Perlen vor die Schweine und Geld, das nicht stinkt

Redensarten - ein gemeinsames Erbe der Sprachen Europas

von Josef Tutsch

 
 

"Margeriten vor die Schweine werfen": Aus-
schnitt aus Pieter Brueghel, Die niederländi-
schen Sprichwörter, 1559 (Gemäldegalerie,
Berlin) - Bild: Wikipedia


Auf Pieter Brueghels Gemälde „Die niederländischen Sprichwörter“ aus dem Jahr 1559 ist ein Mann zu sehen, der vor seinen Schweinen Blumen ausstreut. Der Blick in ein Lexikon holländischer Redensarten hilft beim Verständnis: Man solle „rozen niet voor de varkens werpen“, sagt man im Niederländischen. Und das erinnert doch sehr an einen Spruch aus der Bibel. „Ihr sollt das Heilige nicht den Hunden geben“, sagt Jesus in der Bergpredigt, „und eure Perlen sollt ihr nicht vor die Säue werfen.“

Bei Brueghel sind es allerdings weder Perlen noch Rosen, sondern vielmehr Margeriten. Da gibt das griechische Wörterbuch einen Hinweis: Im griechischen Urtext des Neuen Testaments ist von „margaritas“ die Rede. In niederländischen Übersetzungen im Mittelalter wurden die Perlen deshalb mit den Margeritenblumen identifiziert, die ihren Namen wahrscheinlich der heiligen Margarethe verdanken. Später haben sich dann im Sprichwort statt der unscheinbaren Margariten die „edleren“ Rosen durchgesetzt.

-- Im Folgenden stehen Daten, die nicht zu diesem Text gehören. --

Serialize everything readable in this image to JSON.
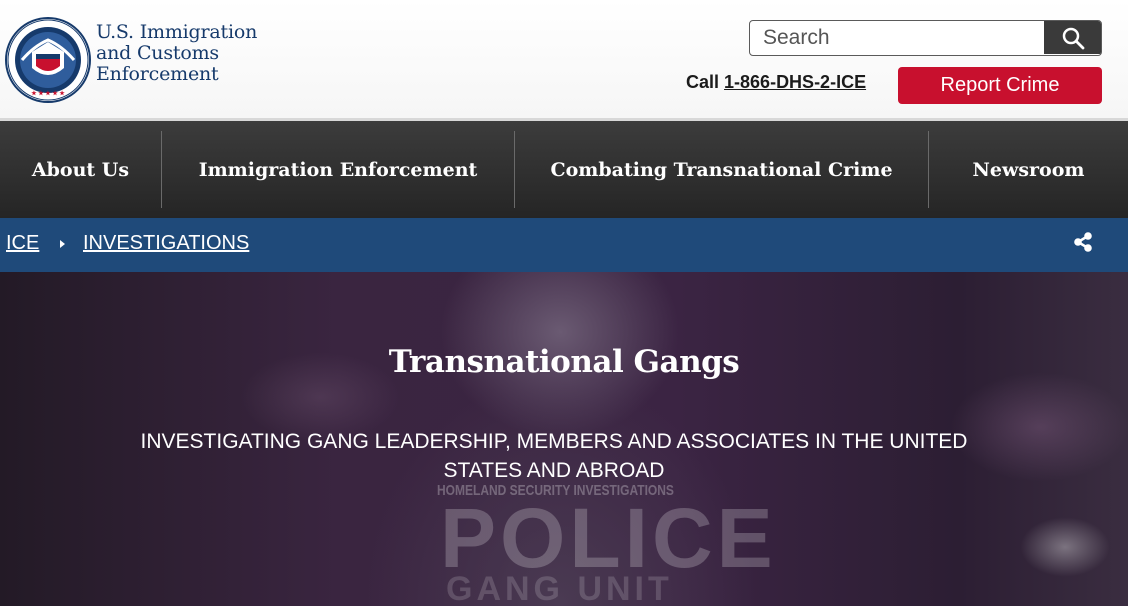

Heute ist die Redensart von den Perlen oder auch Blumen, die nicht vor die Säue geworfen werden sollen, in den meisten europäischen Sprachen geläufig. Manchmal sind es auch andere hochgeschätzte Dinge. Im Bretonischen zum Beispiel, berichtet der Autor Rolf-Bernhard Essig über „Redensarten, die Europa verbinden“, ist von Weizenmehl oder Marmelade die Rede. Essig hat in seinem neuen Buch, das sich auf ein umfangreiches Forschungsprojekt an der Universität Trier stützen kann, einige Dutzend solcher Wendungen unter die Lupe genommen, die in ihrer Gesamtheit ein gemeinsames Erbe anzeigen.

Der Großteil dieser „widespread idioms“ geht auf die beiden Wurzeln Europas zurück: die Bibel einerseits, die griechisch-römische Kultur andererseits. Bewusst werden uns diese Ursprünge, wenn uns eine solche Redewendung über die Lippen geht, eher nicht. Etwa bei der „Feuerprobe“. Eigentlich, erläutert Essig, war dabei nicht an etwas Militärisches gedacht, wie man leicht denken könnte. Es handelt sich um einen Ausdruck aus der Metallurgie, nämlich ein Verfahren, edle Metalle auf ihre Reinheit hin zu prüfen.

Der Vorgang diente als Metapher für den göttlichen Blick auf den Menschen: „Wie das Feuer Silber und der Ofen Gold“, heißt es in den „Sprüchen Salomons“, „also prüft der Herr die Herzen.“ Nachdem die Feuerwaffen erfunden waren, lag es nahe, diese Wendung auch auf Schlacht und Krieg anzuwenden. „Wer das erste Mal im Feuer gestanden hatte“, schreibt Essig, „ Pulverdampf und Gefechtslärm das Fallen der Getroffenen erlebt und ihm standgehalten hatte“, der hatte seine Feuerprobe bestanden.

Oder, wie man auch sagt, seine „Feuertaufe“. Im Englischen spricht man von „baptisme of fire“, im Französischen von „baptême du feu“. Die slawischen Sprachen sprechen sogar von einer „Taufe der Schlacht“. Aber wie kam die Taufe in diesen Zusammenhang? Da ist das Matthäusevangelium zu Rate zu ziehen. „Der nach mir kommt“, sagt Johannes der Täufer, „wird euch mit dem Heiligen Geist und mit Feuer taufen.“ Eine Wendung, die vermutlich auf den Sprachgebrauch der Propheten des Alten Testaments zurückgeht: „Ist nicht mein Wort wie Feuer?“, sagt Gott bei Jeremias. Die Apostelgeschichte des Lukas hat den Gedanken aufgegriffen: Zu Pfingsten senken sich Zungen „wie von Feuer“ auf die Apostel hernieder.

Oft haben sich sowohl Wortlaut als auch Sinn der Redensarten im Laufe der Jahrhunderte, bei der „Wanderung“ durch die etwa 70 Sprachen, die in Europa gesprochen wurden, sehr verändert. Im 7. Jahrhundert erzählte der griechische Dichter Hesiod, Göttervater Zeus habe, um die Menschen nicht übermütig werden zu lassen, ihnen eine schöne Frau mit einem „pithos“ gesandt. Das Wort bezeichnete große Krüge zur Aufbewahrung von Wein, Öl oder Getreide. Offenbar war dieses Gefäß so groß gedacht, dass es alle Krankheiten und Plagen enthalten konnte, unter denen Menschen leiden können – nach Zeus’ Willen sollte „Pandora“ viel Unheil über die Welt bringen.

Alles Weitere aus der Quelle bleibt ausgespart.